This course introduces the students to the process for taking knowledge of the business and its rules and converting these into a stable data model. The data model is a representation of the objects that the business uses, the characteristics of those objects and the rules that govern their relationship. It is important for analysts to understand the rules for building a data model and the processes for doing so. Students will understand the benefits of data modeling.
This is a pragmatic workshop in that there are many realistic examples used throughout. The examples show mainstream data modeling concepts. You learn a rigorous method for defining data. You learn how data modelers gather the data, define and analyze business rules, perform normalization, and use the results to create a stable model of the data within a business area. You learn how data modelers use state-of-the-art refinement techniques like subtyping and recursive relationships. Above all, you learn that data modeling can be done rapidly.

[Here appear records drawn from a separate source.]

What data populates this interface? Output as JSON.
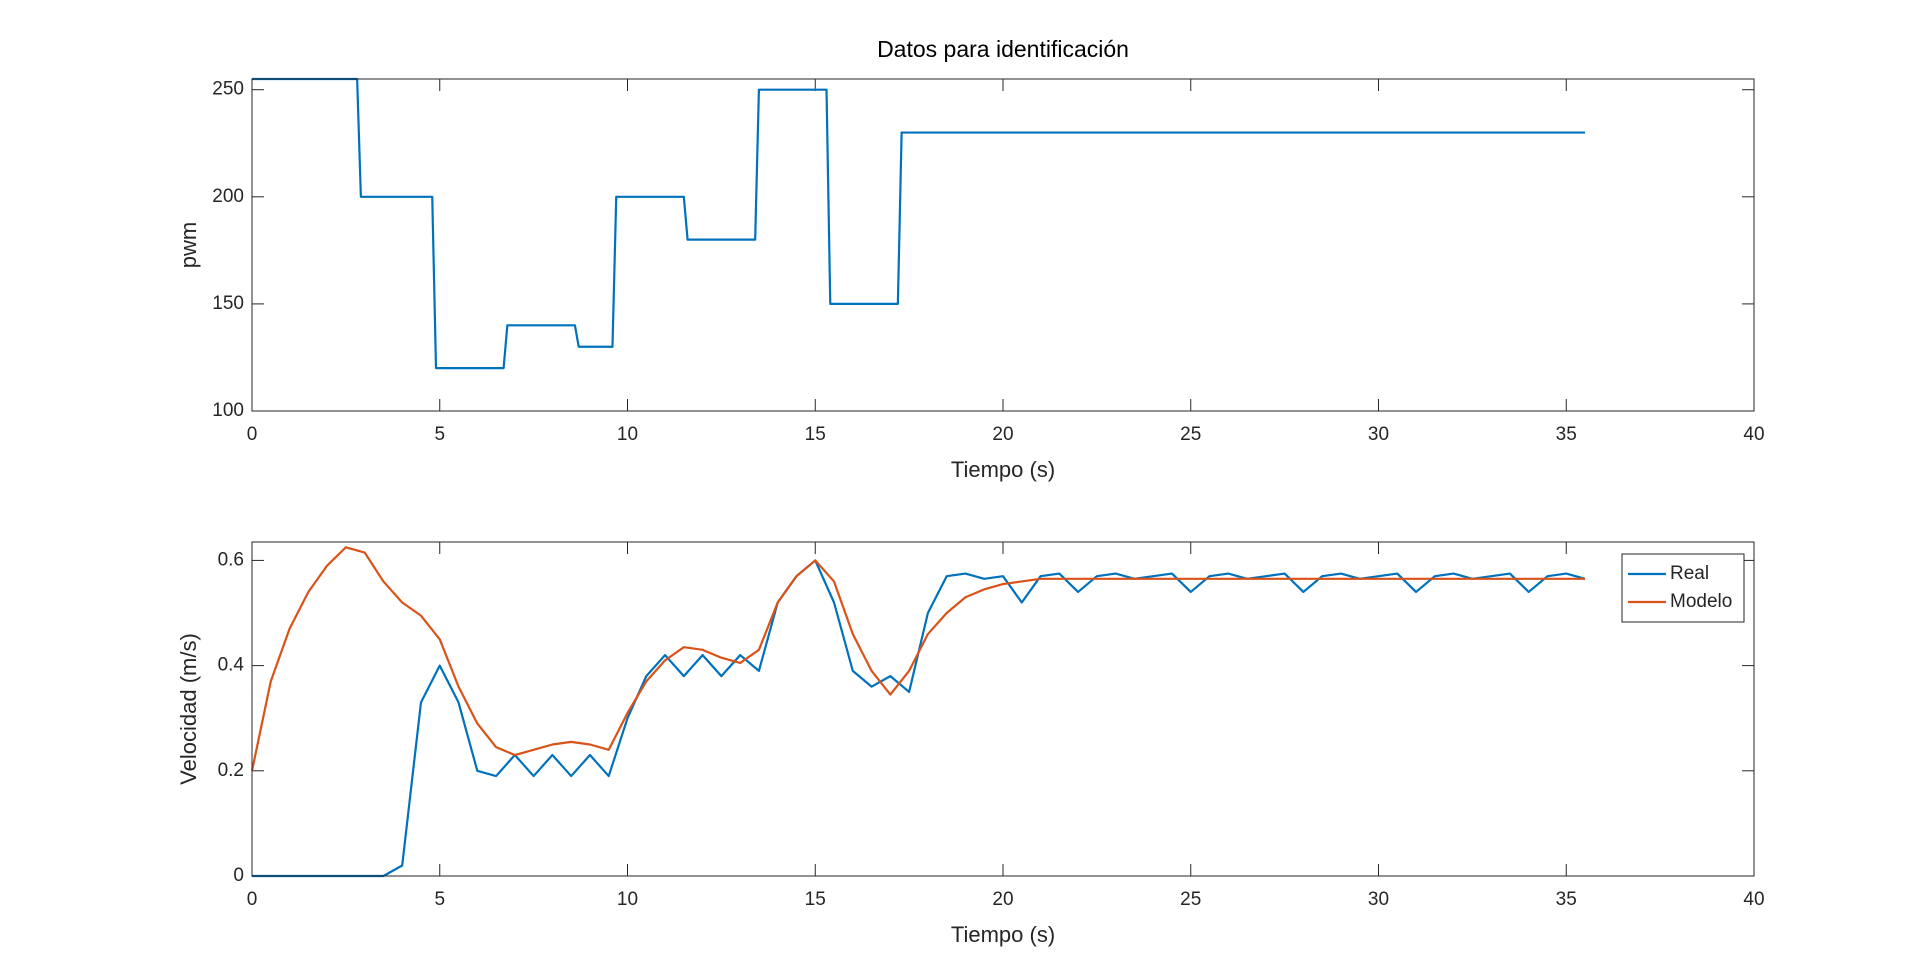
{
  "chart_data": [
    {
      "type": "line",
      "title": "Datos para identificación",
      "xlabel": "Tiempo (s)",
      "ylabel": "pwm",
      "x": [
        0,
        2.8,
        2.9,
        4.8,
        4.9,
        6.7,
        6.8,
        8.6,
        8.7,
        9.6,
        9.7,
        11.5,
        11.6,
        13.4,
        13.5,
        15.3,
        15.4,
        17.2,
        17.3,
        35.5
      ],
      "values": [
        255,
        255,
        200,
        200,
        120,
        120,
        140,
        140,
        130,
        130,
        200,
        200,
        180,
        180,
        250,
        250,
        150,
        150,
        230,
        230
      ],
      "color": "#0072bd",
      "xlim": [
        0,
        40
      ],
      "xticks": [
        0,
        5,
        10,
        15,
        20,
        25,
        30,
        35,
        40
      ],
      "ylim": [
        100,
        255
      ],
      "yticks": [
        100,
        150,
        200,
        250
      ]
    },
    {
      "type": "line",
      "xlabel": "Tiempo (s)",
      "ylabel": "Velocidad (m/s)",
      "x": [
        0,
        0.5,
        1,
        1.5,
        2,
        2.5,
        3,
        3.5,
        4,
        4.5,
        5,
        5.5,
        6,
        6.5,
        7,
        7.5,
        8,
        8.5,
        9,
        9.5,
        10,
        10.5,
        11,
        11.5,
        12,
        12.5,
        13,
        13.5,
        14,
        14.5,
        15,
        15.5,
        16,
        16.5,
        17,
        17.5,
        18,
        18.5,
        19,
        19.5,
        20,
        20.5,
        21,
        21.5,
        22,
        22.5,
        23,
        23.5,
        24,
        24.5,
        25,
        25.5,
        26,
        26.5,
        27,
        27.5,
        28,
        28.5,
        29,
        29.5,
        30,
        30.5,
        31,
        31.5,
        32,
        32.5,
        33,
        33.5,
        34,
        34.5,
        35,
        35.5
      ],
      "series": [
        {
          "name": "Real",
          "color": "#0072bd",
          "values": [
            0,
            0,
            0,
            0,
            0,
            0,
            0,
            0,
            0.02,
            0.33,
            0.4,
            0.33,
            0.2,
            0.19,
            0.23,
            0.19,
            0.23,
            0.19,
            0.23,
            0.19,
            0.3,
            0.38,
            0.42,
            0.38,
            0.42,
            0.38,
            0.42,
            0.39,
            0.52,
            0.57,
            0.6,
            0.52,
            0.39,
            0.36,
            0.38,
            0.35,
            0.5,
            0.57,
            0.575,
            0.565,
            0.57,
            0.52,
            0.57,
            0.575,
            0.54,
            0.57,
            0.575,
            0.565,
            0.57,
            0.575,
            0.54,
            0.57,
            0.575,
            0.565,
            0.57,
            0.575,
            0.54,
            0.57,
            0.575,
            0.565,
            0.57,
            0.575,
            0.54,
            0.57,
            0.575,
            0.565,
            0.57,
            0.575,
            0.54,
            0.57,
            0.575,
            0.565
          ]
        },
        {
          "name": "Modelo",
          "color": "#d95319",
          "values": [
            0.2,
            0.37,
            0.47,
            0.54,
            0.59,
            0.625,
            0.615,
            0.56,
            0.52,
            0.495,
            0.45,
            0.36,
            0.29,
            0.245,
            0.23,
            0.24,
            0.25,
            0.255,
            0.25,
            0.24,
            0.31,
            0.37,
            0.41,
            0.435,
            0.43,
            0.415,
            0.405,
            0.43,
            0.52,
            0.57,
            0.6,
            0.56,
            0.46,
            0.39,
            0.345,
            0.39,
            0.46,
            0.5,
            0.53,
            0.545,
            0.555,
            0.56,
            0.565,
            0.565,
            0.565,
            0.565,
            0.565,
            0.565,
            0.565,
            0.565,
            0.565,
            0.565,
            0.565,
            0.565,
            0.565,
            0.565,
            0.565,
            0.565,
            0.565,
            0.565,
            0.565,
            0.565,
            0.565,
            0.565,
            0.565,
            0.565,
            0.565,
            0.565,
            0.565,
            0.565,
            0.565,
            0.565
          ]
        }
      ],
      "xlim": [
        0,
        40
      ],
      "xticks": [
        0,
        5,
        10,
        15,
        20,
        25,
        30,
        35,
        40
      ],
      "ylim": [
        0,
        0.635
      ],
      "yticks": [
        0,
        0.2,
        0.4,
        0.6
      ],
      "legend": "upper right"
    }
  ]
}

A good data model is non-redundant. The basic goals and some examples of normalization are presented.
You will learn the importance of business rules. A business rule is a constraint or policy that the business must follow.You will also learn that it is possible to validate a data model. Three methods will be reviewed, namely, a CRUD matrix, a data view and a data usage map.
It is important to know when a data model is done. The workshop covers various criteria for determining when you have finished a data model. Specific steps for the conversion of a logical data model to a physical data model will be discussed and exercised.

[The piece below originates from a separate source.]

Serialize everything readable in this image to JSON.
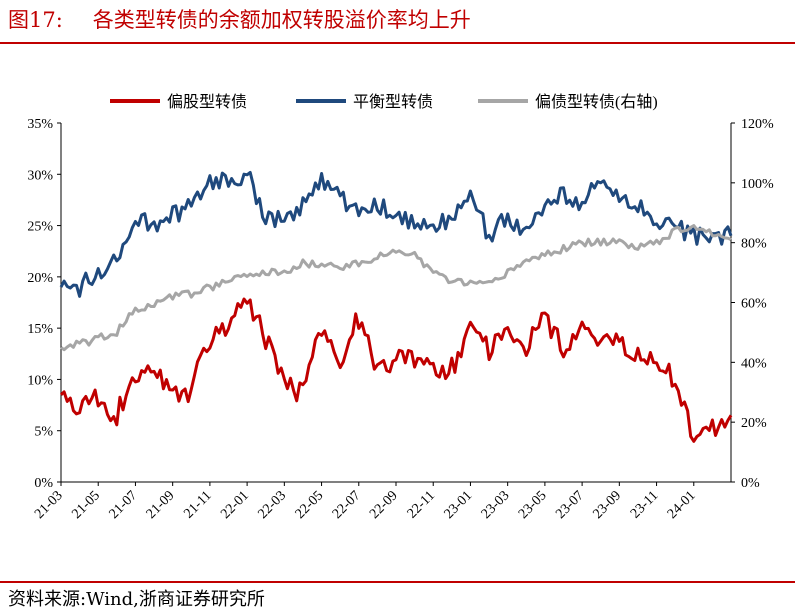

The workshop covers the definition and purpose of data modeling. It reviews the steps in creating a rigorous data model. Where data modeling fits into the overall life cycle is stressed. To accomplish this, a framework is established into which data modeling fits. CASE technology is discussed and how it supports data modeling.Practical examples are used throughout the workshop.

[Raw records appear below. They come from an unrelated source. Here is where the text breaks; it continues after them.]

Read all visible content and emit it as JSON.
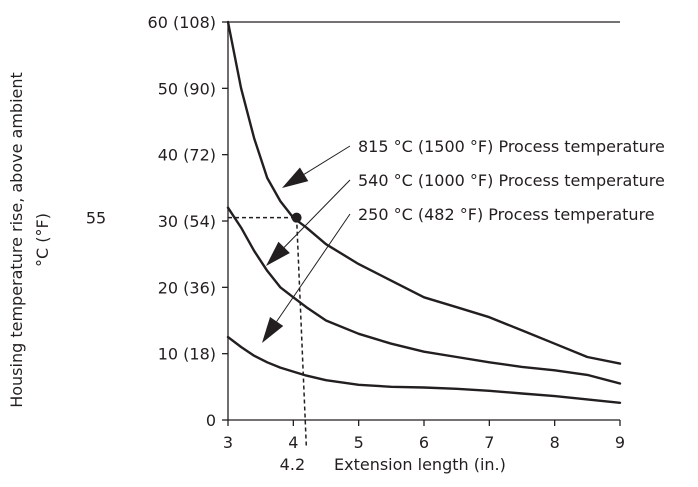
{
  "chart_data": {
    "type": "line",
    "xlabel": "Extension length (in.)",
    "ylabel": "Housing temperature rise, above ambient",
    "ylabel_unit": "°C (°F)",
    "xlim": [
      3,
      9
    ],
    "ylim": [
      0,
      60
    ],
    "x_ticks": [
      {
        "value": 3,
        "label": "3"
      },
      {
        "value": 4,
        "label": "4"
      },
      {
        "value": 5,
        "label": "5"
      },
      {
        "value": 6,
        "label": "6"
      },
      {
        "value": 7,
        "label": "7"
      },
      {
        "value": 8,
        "label": "8"
      },
      {
        "value": 9,
        "label": "9"
      }
    ],
    "y_ticks": [
      {
        "value": 0,
        "label": "0"
      },
      {
        "value": 10,
        "label": "10 (18)"
      },
      {
        "value": 20,
        "label": "20 (36)"
      },
      {
        "value": 30,
        "label": "30 (54)"
      },
      {
        "value": 40,
        "label": "40 (72)"
      },
      {
        "value": 50,
        "label": "50 (90)"
      },
      {
        "value": 60,
        "label": "60 (108)"
      }
    ],
    "ceiling_value": 60,
    "series": [
      {
        "name": "815 °C (1500 °F) Process temperature",
        "x": [
          3.0,
          3.2,
          3.4,
          3.6,
          3.8,
          4.0,
          4.2,
          4.5,
          5.0,
          5.5,
          6.0,
          6.5,
          7.0,
          7.5,
          8.0,
          8.5,
          9.0
        ],
        "y": [
          60.0,
          50.0,
          42.5,
          36.5,
          33.0,
          30.5,
          29.0,
          26.5,
          23.5,
          21.0,
          18.5,
          17.0,
          15.5,
          13.5,
          11.5,
          9.5,
          8.5
        ]
      },
      {
        "name": "540 °C (1000 °F) Process temperature",
        "x": [
          3.0,
          3.2,
          3.4,
          3.6,
          3.8,
          4.0,
          4.2,
          4.5,
          5.0,
          5.5,
          6.0,
          6.5,
          7.0,
          7.5,
          8.0,
          8.5,
          9.0
        ],
        "y": [
          32.0,
          29.0,
          25.5,
          22.5,
          20.0,
          18.5,
          17.0,
          15.0,
          13.0,
          11.5,
          10.3,
          9.5,
          8.7,
          8.0,
          7.5,
          6.8,
          5.5
        ]
      },
      {
        "name": "250 °C (482 °F) Process temperature",
        "x": [
          3.0,
          3.2,
          3.4,
          3.6,
          3.8,
          4.0,
          4.2,
          4.5,
          5.0,
          5.5,
          6.0,
          6.5,
          7.0,
          7.5,
          8.0,
          8.5,
          9.0
        ],
        "y": [
          12.5,
          11.0,
          9.7,
          8.7,
          7.9,
          7.3,
          6.7,
          6.0,
          5.3,
          5.0,
          4.9,
          4.7,
          4.4,
          4.0,
          3.6,
          3.1,
          2.6
        ]
      }
    ],
    "annotations": {
      "x_marker": {
        "value": 4.2,
        "label": "4.2"
      },
      "y_marker": {
        "value": 30.5,
        "label": "55"
      },
      "point": {
        "x": 4.05,
        "y": 30.5
      }
    }
  }
}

Business and Systems Managers, Business and Systems Users, Business Systems Analysts, Systems Analysts, Project Managers, Project Team Members, Data/Database Administrators.
Upon successful completion of this course, the student will be able to understand data models that are:
- Independent of implementation and organizational structure
- Accurate representation of the business
- Simple (because they use refinement)
- Appropriately scoped
- Based on sound theoretical principles
- Easy to understand.
There are no prerequisites. Everything you need to know to understand the central goals of data modeling is taught during the course itself.